Una gara fatta di fiammate, dove i singoli episodi potrebbero fare la differenza. Angelo Di Livio, doppio ex della partita, inquadra così la sfida tra Roma e Juventus. L’ex centrocampista ha analizzato i punti di forza e le debolezze dei bianconeri, indicando in Gleison Bremer l’uomo della provvidenza e nei giovani talenti la scintilla per accendere la partita.
Bremer per fermare Malen: “Il migliore d’Europa”
Il pericolo numero uno per la difesa della Juventus ha un nome: Donyell Malen. “L’olandese è fortissimo, mi piace come indirizza la giocata verso la porta”, ha ammesso Di Livio, identificando l’attaccante come l’osservato speciale. La contromisura, però, è in casa bianconera. Il rientro di Gleison Bremer è l’arma su cui puntare per arginare la minaccia. Le parole di Di Livio per il brasiliano sono un’investitura totale: “Per me è il miglior difensore d’Europa, non solo d’Italia”. Un baluardo necessario per una squadra che, secondo l’ex giocatore, “paga errori individuali” pur mostrando un buon gioco.

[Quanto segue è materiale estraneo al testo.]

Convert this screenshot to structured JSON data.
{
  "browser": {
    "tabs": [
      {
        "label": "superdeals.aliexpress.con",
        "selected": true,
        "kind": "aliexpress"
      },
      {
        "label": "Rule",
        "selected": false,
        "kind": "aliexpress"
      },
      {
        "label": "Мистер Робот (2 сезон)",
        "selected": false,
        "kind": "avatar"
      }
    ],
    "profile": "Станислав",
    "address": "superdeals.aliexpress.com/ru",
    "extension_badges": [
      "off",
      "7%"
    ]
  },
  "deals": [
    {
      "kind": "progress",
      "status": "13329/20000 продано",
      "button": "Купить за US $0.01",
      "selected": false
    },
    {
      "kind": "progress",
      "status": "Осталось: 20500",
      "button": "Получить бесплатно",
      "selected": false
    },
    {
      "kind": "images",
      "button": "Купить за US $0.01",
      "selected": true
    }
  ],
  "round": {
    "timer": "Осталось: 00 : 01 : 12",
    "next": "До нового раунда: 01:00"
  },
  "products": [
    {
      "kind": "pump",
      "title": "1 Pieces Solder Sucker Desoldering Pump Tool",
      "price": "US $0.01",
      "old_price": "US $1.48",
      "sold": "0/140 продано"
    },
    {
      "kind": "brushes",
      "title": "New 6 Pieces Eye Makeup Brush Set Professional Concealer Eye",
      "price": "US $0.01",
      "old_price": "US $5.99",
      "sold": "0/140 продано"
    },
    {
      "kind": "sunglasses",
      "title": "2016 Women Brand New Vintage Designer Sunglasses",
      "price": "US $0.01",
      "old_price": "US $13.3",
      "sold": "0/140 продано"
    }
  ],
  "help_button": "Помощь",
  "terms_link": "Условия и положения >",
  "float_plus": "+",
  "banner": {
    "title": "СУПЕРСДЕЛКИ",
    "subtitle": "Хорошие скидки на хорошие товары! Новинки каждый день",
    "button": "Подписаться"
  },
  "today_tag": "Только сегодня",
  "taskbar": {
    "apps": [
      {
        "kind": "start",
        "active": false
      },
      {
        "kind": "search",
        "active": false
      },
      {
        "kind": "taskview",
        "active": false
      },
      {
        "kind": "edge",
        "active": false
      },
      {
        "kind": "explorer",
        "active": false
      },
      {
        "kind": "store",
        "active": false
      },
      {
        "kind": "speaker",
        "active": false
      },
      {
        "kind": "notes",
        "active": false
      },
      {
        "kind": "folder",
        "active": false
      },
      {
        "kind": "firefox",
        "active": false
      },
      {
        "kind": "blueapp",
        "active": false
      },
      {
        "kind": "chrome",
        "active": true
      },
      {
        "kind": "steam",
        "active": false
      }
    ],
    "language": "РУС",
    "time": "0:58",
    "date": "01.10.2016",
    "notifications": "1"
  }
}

L’assenza di Locatelli e la fantasia di Yildiz e Conceição
Se la difesa si affida a Bremer, il centrocampo dovrà fare a meno di Manuel Locatelli. Un’assenza pesante, il cui valore è spesso sottovalutato. Di Livio lo paragona a Bryan Cristante della Roma: “Sempre discusso ma sempre titolare. Chi li critica non capisce l’importanza del loro lavoro”. A sopperire alla sua mancanza di equilibrio dovranno pensarci i giocatori di maggior talento. La Juventus ha due frecce nel suo arco. “Ha due giocatori superiori come Kenan Yildiz e Conceiçao”, ha spiegato Di Livio, sottolineando come i due possano “creare strappi e accelerazioni decisive” per sbloccare l’incontro.
La spinta della rabbia europea
La Juventus arriva alla sfida dopo la delusione europea contro il Galatasaray. Una sconfitta che, però, potrebbe avere risvolti positivi. Secondo Di Livio, quel passo falso non ha lasciato scorie depressive nel gruppo, ma ha generato una reazione opposta. “Ho visto la rabbia negli occhi dei giocatori”, ha raccontato. Quella partita non ha tolto certezze, anzi. “Non sono depressi, quella partita ha dato consapevolezza”. Un’energia che i bianconeri dovranno trasformare in campo contro una Roma definita “organizzata” e con una chiara “identità”.